The morning assembly concluded with teachers guiding students into the school from different entrances, and everyone only entered their classrooms after washing their hands. During class, all wore face masks, temperatures were taken at three specified times, and all desks were placed six feet apart with transparent plexiglass dividers. Not only were there posters illustrating proper hand-washing and social distancing, but also designated times for Tzu Chi volunteers to sanitize.
Katherine Wong is a 5-year-old in preschool. Having not seen the familiar faces of volunteers in quite a while, she couldn’t wait to share what she’d just learned in the classroom. When asked if she liked coming back to school, Katherine replied, “I do.” And when asked what she liked most, she happily stated, “I like my teachers!”
The joyful frolicking of children had finally brought a truly radiant energy back to Tzu Chi Elementary School’s Walnut campus.

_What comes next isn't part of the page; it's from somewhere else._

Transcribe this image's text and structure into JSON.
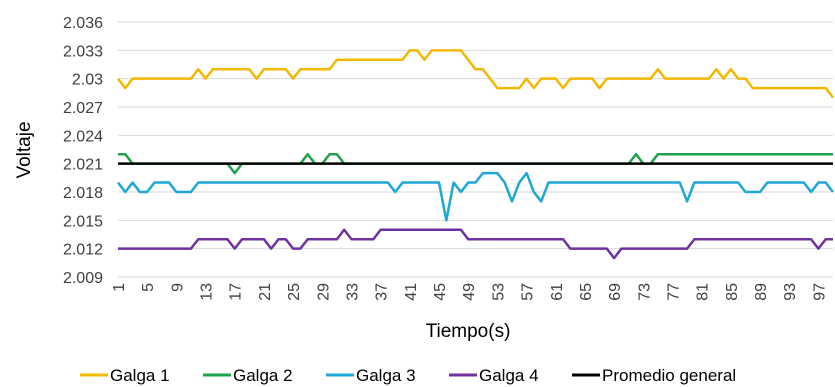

Fully aware of the level of difficulty involved in reopening in-person learning, the school’s president and education team were ready and willing to do more. For example, instead of checking everyone’s temperature only once at the beginning of the day, the school does so three times per day as a promise to parents. Educating kids to be humanistic world citizens is indeed among our school’s characteristics as well.
Overcoming Unprecedented Times
The very first Tzu Chi USA school to reopen was Tzu Chi’s Great Love Preschool, located in Houston, Texas.
“The kindergarten shut its campus down together with the rest of public schools,” said Mei Yeh, the Assistant Director of Great Love Preschool. These measures were taken as a means of stopping in-person class without stopping learning. Nevertheless, director Yeh also expressed that, “Lacking in-person interaction under a normal educational environment still took a toll on the efficacy of kindergarten education.” To avoid interruption on a deeper level, the school regularly brainstormed about the most effective means of resuming in-person classes while reducing the risk of infection. Beginning in August of 2020, the preliminary work before the reopening included doubling down on sanitizing the campus environment, conducting training courses, and making sure all procedures conformed with the provisional reference manual that the CDC provided in addition to the TxHmL COVID-19 emergency rules. In carrying out these measures for campus pandemic prevention, all details for the reopening, no matter how small, were taken into account with the utmost care.
On August 17th, 2020, prior to the reopening, the kindergarten recorded a new video about relevant measures for pandemic prevention and published it on its Facebook page. Faced with the ongoing pandemic, the education team worked together to overcome the obstacles set forth with a team spirit, each doing their part. As for parents and kids, all fully cooperated with the school to achieve the greatest efficacy for pandemic prevention.
Educators also used the pandemic to cultivate a positive attitude when dealing with difficulties, rather than allowing negativity to take hold: “We took advantage of this pandemic as a learning opportunity for these kids, inculcating in their minds a good habit for personal hygiene,” Mei Yeh shared. “Meanwhile, we guided kids onto a path of positive action, which would demonstrate respect of and concern for fellow humans.”
Although the effects of the pandemic can still be felt, Tzu Chi’s compassionate educational practices endure with mindful attention to bring forth hope and joy.